Gov. Tony Evers wants to create a new office that would be tasked with oversight of Wisconsin’s Department of Corrections.
He’s asking lawmakers to approve funding for a prison ombudsperson as part of Wisconsin’s next two-year budget.
At least 19 states have prison oversight bodies with duties such as investigating complaints and performing audits and inspections, according to a review by the National Resource Center for Correctional Oversight.
Stay informed on the latest news
Sign up for WPR’s email newsletter.
But Wisconsin isn’t one of them.
That would change under a budget proposal unveiled by Evers last week. His nearly $4 billion spending plan for Wisconsin’s Department of Corrections includes about $2 million over two years to create an Ombudsperson’s Office.
That 11-person office would investigate complaints “regarding facilities, abuse, unfair acts and violations of rights of persons in the care of the department,” according to budget proposal documents. The ombudsperson would publish annual reports and be able to make recommendations to Wisconsin’s Department of Corrections, according to a Legislative Reference Bureau analysis of the budget bill.
“The work to prevent people from reoffending when they are released into our communities must start long before they ever leave correctional institutions,” Evers spokesperson Britt Cudaback wrote in an email to WPR. “Red and blue states across our country have created similar offices in addition to adopting evidence-based, data-driven approaches to corrections that have consistently shown to reduce the likelihood of people reoffending when they are released, which ultimately improve public safety and save taxpayers in the long run.”
Prison reform advocates have been calling for an ombudsman
Over the last year, a prison reform advocacy group known as Ladies of Stanley Correctional Institution has been lobbying state officials, said Rebecca Aubart the organization’s founder. Aubart started Ladies of SCI after her husband was incarcerated at the Stanley prison.
Currently, people incarcerated in Wisconsin can file grievances through what’s known as the internal complaints examiner. But Aubart said that internal process is insufficient and can cause incarcerated people to fear retaliation.
“They can’t continue to oversee themselves,” Aubart said of Wisconsin’s Department of Corrections. “It’s our taxpayer dollars that have been paying for all of this, and with the lack of transparency from the DOC, most Wisconsinites don’t even really know the full extent to what’s happening.”

Aubart said an ombudsperson’s office would provide greater accountability by allowing an independent agency to investigate complaints brought by corrections workers and by incarcerated people and their loved ones.
Evers’ proposal requests funding for the ombudsperson’s office as part of the Department of Corrections budget. But Aubart says she believes an effective ombudsperson shouldn’t work under the Department of Corrections.

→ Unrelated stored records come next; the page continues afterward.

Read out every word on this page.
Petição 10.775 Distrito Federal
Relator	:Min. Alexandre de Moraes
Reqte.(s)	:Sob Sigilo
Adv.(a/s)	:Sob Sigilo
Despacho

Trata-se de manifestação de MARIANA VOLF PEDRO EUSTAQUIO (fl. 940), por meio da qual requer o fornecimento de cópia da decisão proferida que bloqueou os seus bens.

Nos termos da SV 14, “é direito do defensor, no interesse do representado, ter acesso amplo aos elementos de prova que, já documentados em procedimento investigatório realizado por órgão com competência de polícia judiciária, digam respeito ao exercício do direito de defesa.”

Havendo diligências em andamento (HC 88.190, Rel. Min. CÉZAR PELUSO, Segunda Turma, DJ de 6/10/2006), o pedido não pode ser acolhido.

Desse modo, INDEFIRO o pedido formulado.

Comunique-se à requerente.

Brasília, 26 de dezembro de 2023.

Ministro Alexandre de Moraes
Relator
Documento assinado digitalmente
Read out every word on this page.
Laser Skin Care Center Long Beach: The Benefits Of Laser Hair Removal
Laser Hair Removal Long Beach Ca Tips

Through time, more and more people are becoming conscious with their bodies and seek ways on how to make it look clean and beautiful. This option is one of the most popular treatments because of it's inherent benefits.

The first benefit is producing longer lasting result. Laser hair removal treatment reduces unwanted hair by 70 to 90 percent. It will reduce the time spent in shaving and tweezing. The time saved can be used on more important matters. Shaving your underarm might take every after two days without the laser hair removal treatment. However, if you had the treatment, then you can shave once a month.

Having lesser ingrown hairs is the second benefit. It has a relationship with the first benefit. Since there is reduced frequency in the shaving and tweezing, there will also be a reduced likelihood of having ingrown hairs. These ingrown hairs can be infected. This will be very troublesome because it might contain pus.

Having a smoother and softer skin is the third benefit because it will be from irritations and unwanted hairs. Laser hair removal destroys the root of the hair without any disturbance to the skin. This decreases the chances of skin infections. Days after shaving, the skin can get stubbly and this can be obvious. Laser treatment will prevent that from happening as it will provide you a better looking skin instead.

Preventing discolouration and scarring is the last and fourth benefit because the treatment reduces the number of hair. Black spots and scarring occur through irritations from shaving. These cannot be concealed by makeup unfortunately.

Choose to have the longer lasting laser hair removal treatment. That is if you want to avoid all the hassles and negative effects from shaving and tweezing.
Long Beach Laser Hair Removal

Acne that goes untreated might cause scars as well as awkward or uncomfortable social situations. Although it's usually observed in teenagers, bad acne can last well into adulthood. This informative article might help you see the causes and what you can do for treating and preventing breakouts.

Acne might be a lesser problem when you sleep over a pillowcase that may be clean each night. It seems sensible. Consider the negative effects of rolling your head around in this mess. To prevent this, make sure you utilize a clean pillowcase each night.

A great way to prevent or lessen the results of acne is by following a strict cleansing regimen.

“It is meant to be completely independent,” she said. “So, with having it part of the DOC, it would have to even be called something else. That’s not a true ombudsman.”
Although Ladies of SCI has been in discussions with state lawmakers about legislation to create a prison ombudsperson, no such bill has been introduced.
Ladies of SCI shared preliminary draft legislation with WPR, which called for creating an ombudsperson’s office that would be housed under Wisconsin’s Department of Administration.
Officials with Evers’ administration acknowledged that, under the governor’s proposal, the ombudsperson’s office would be attached to the the Department of Corrections. But they said the office would operate in a “functionally independent” manner, similar to Wisconsin’s Parole Commission.
Republican-controlled Legislature has promised big changes to budget proposa
Evers’ $119 billion budget blueprint for the state’s next two fiscal years is pending approval by Wisconsin’s GOP-controlled Legislature.
Assembly Speaker Robin Vos, the Legislature’s top Republican, did not respond Monday to a question about the governor’s prison ombudsperson proposal. But on the night the governor released his budget, Vos said the overall plan was “dead on arrival.”
In a statement, Senate President Mary Felzkowski, R-Tomahawk, said she’s open to working with the governor on “creative solutions” that would “improve outcomes for corrections officers, inmates, and Wisconsin taxpayers.”
But she criticized the potential structure of the ombudsperson’s office.
“De facto lifetime appointments (which the ombudsperson appears to be), almost a dozen new bureaucrats, and millions of dollars are not creative solutions,” Felzkowski said.

Along with running state prisons, Wisconsin’s Department of Corrections oversees the state’s probation, parole and community supervision programs. Its previous secretary resigned last year, and the department has been dogged by multiple scandals.
That includes a federal investigation into contraband smuggling by staff, and multiple lawsuits over conditions faced by incarcerated people.
At the maximum security Waupun prison, more than half a dozen former corrections workers are facing criminal charges, alleging that their neglect caused the deaths of two inmates. And, in Lincoln County, two incarcerated teens are charged with homicide in the death of a corrections officer who worked at the Lincoln Hills youth detention facility.
Evers’ Department of Corrections budget request includes a half-billion dollar reorganization of the state’s overcrowded prison system. That includes closing the maximum security Green Bay prison and expanding an early release program for non-violent offenders who complete substance abuse treatment.